Molecular Biology of the WWOX Gene That Spans Chromosomal Fragile Site FRA16D

Abstract

It is now more than 20 years since the FRA16D common chromosomal fragile site was characterised and the WWOX gene spanning this site was identified. In this time, much information has been discovered about its contribution to disease; however, the normal biological role of WWOX is not yet clear. Experiments leading to the identification of the WWOX gene are recounted, revealing enigmatic relationships between the fragile site, its gene and the encoded protein. We also highlight research mainly using the genetically tractable model organism Drosophila melanogaster that has shed light on the integral role of WWOX in metabolism. In addition to this role, there are some particularly outstanding questions that remain regarding WWOX, its gene and its chromosomal location. This review, therefore, also aims to highlight two unanswered questions. Firstly, what is the biological relationship between the WWOX gene and the FRA16D common chromosomal fragile site that is located within one of its very large introns? Secondly, what is the actual substrate and product of the WWOX enzyme activity? It is likely that understanding the normal role of WWOX and its relationship to chromosomal fragility are necessary in order to understand how the perturbation of these normal roles results in disease.
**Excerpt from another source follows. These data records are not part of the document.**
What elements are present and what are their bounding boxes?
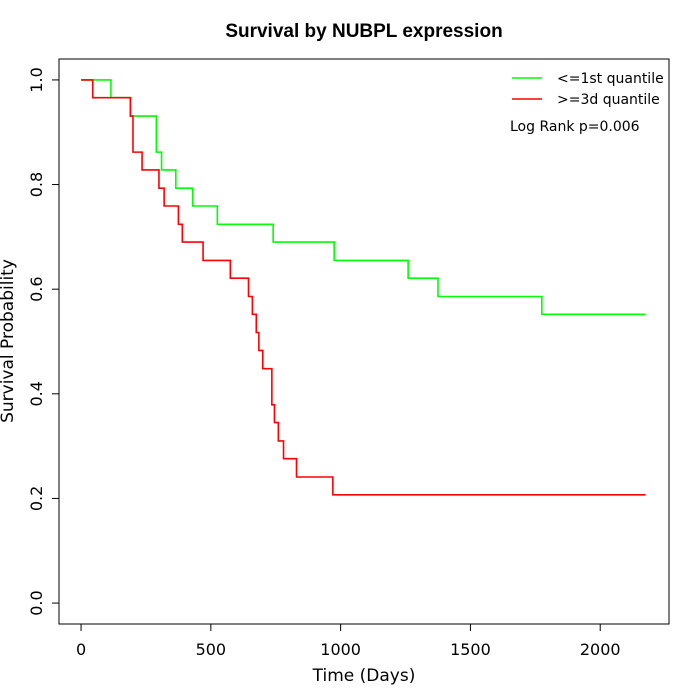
legend-label-high: >=3d quantile — [557, 92, 660, 108]
legend-label-low: <=1st quantile — [557, 71, 664, 87]
x-axis-label: Time (Days) — [312, 666, 416, 686]
x-axis: 0 500 1000 1500 2000 — [76, 623, 621, 659]
legend: <=1st quantile >=3d quantile — [512, 71, 664, 108]
series-layer — [81, 79, 646, 496]
chart-title: Survival by NUBPL expression — [225, 21, 502, 42]
x-tick-label: 0 — [76, 640, 86, 659]
x-tick-label: 1000 — [320, 640, 361, 659]
plot-frame — [58, 58, 670, 625]
survival-curve-series-0 — [81, 79, 646, 316]
y-tick-label: 0.4 — [27, 381, 46, 406]
y-tick-label: 0.0 — [27, 590, 46, 615]
y-tick-label: 1.0 — [27, 67, 46, 92]
y-axis-label: Survival Probability — [0, 259, 18, 423]
survival-curve-series-1 — [81, 79, 646, 496]
y-tick-label: 0.2 — [27, 486, 46, 511]
y-tick-label: 0.8 — [27, 172, 46, 197]
y-axis: 0.0 0.2 0.4 0.6 0.8 1.0 — [27, 67, 60, 616]
x-tick-label: 2000 — [580, 640, 621, 659]
log-rank-annotation: Log Rank p=0.006 — [510, 119, 640, 135]
y-tick-label: 0.6 — [27, 276, 46, 301]
x-tick-label: 1500 — [450, 640, 491, 659]
x-tick-label: 500 — [196, 640, 227, 659]
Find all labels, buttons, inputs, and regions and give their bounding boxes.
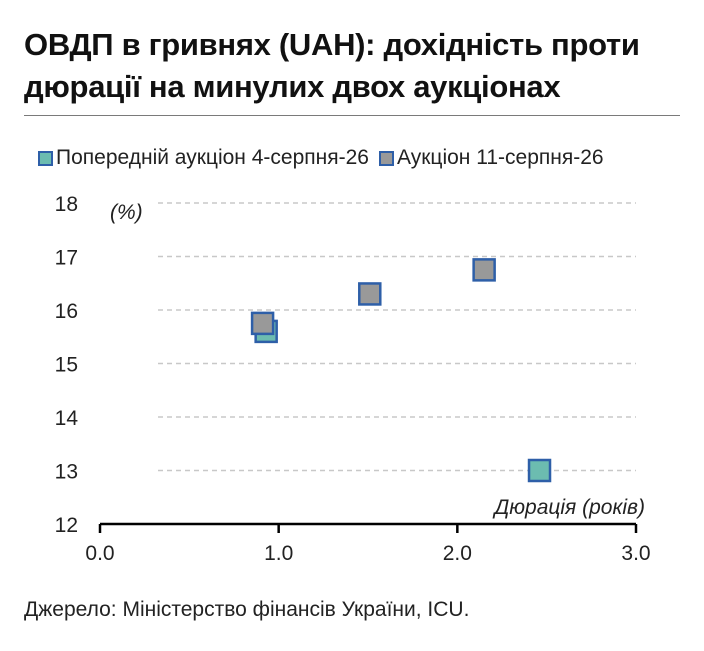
y-tick-label: 14 [55, 407, 79, 430]
x-axis-label: Дюрація (років) [492, 496, 645, 519]
data-points [250, 258, 552, 483]
point-current-auction [472, 258, 496, 282]
source-note: Джерело: Міністерство фінансів України, … [24, 598, 470, 621]
y-tick-label: 12 [55, 514, 78, 537]
x-tick-labels: 0.0 1.0 2.0 3.0 [85, 542, 650, 565]
legend-label-current: Аукціон 11-серпня-26 [396, 146, 604, 169]
legend-swatch-previous [38, 150, 53, 166]
y-axis-label: (%) [110, 201, 143, 224]
y-tick-label: 15 [55, 354, 78, 377]
y-tick-label: 13 [55, 461, 78, 484]
y-tick-label: 17 [55, 247, 78, 270]
legend-item-previous: Попередній аукціон 4-серпня-26 [38, 146, 369, 170]
chart-title: ОВДП в гривнях (UAH): дохідність проти д… [24, 27, 640, 104]
point-current-auction [358, 282, 382, 306]
x-tick-label: 1.0 [264, 542, 293, 565]
point-current-auction [250, 311, 275, 336]
legend-item-current: Аукціон 11-серпня-26 [378, 146, 604, 170]
x-tick-label: 2.0 [443, 542, 472, 565]
x-axis [98, 522, 638, 533]
y-tick-label: 18 [55, 193, 78, 216]
x-tick-label: 3.0 [621, 542, 650, 565]
legend: Попередній аукціон 4-серпня-26 Аукціон 1… [38, 146, 614, 170]
x-tick-label: 0.0 [85, 542, 114, 565]
legend-swatch-current [378, 150, 394, 166]
point-previous-auction [527, 458, 552, 483]
gridlines [158, 202, 636, 472]
title-divider [24, 115, 680, 116]
y-tick-labels: 12 13 14 15 16 17 18 [55, 193, 79, 537]
legend-label-previous: Попередній аукціон 4-серпня-26 [56, 146, 369, 169]
y-tick-label: 16 [55, 300, 78, 323]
Keywords: FRA16D; common chromosomal fragile sites; evolutionary conservation; intragenic homozygous deletion; megabase gene; oxido-reductase specificity.

Figure 1

Location and length of introns in the WWOX genes of different species—with respect to major functional domains of the WWOX proteins of human, mouse, fugu and Drosophila.

Figure 2

Homology between WWOX proteins of different species—Human, Chicken, Drosophila, Fugu, Zebrafish, Mouse. In addition to WW domains and SDR canonical sequences, the putative substrate specificity sequences are indicated (green shading). Not shown but noted, the WWOX orthologue in the evolutionarily distant sea sponge (Amphimedon queenslandica) has WW domains and also has substrate binding domain homology. Furthermore, also not shown but noted, the closest SDR family members in the Opisthokonts (Casaspora owczarzaki) and Caenorhabditis elegans (NP_503155.4 and NP_495501.1) do not have WW domains but do have homology in the putative substrate specificity domain. Highly conserved PEST sequence domain (with 14 of 15 amino acids identical) and the cofactor and catalytic sites that are typical of SDR enzymes are indicated (yellow shading).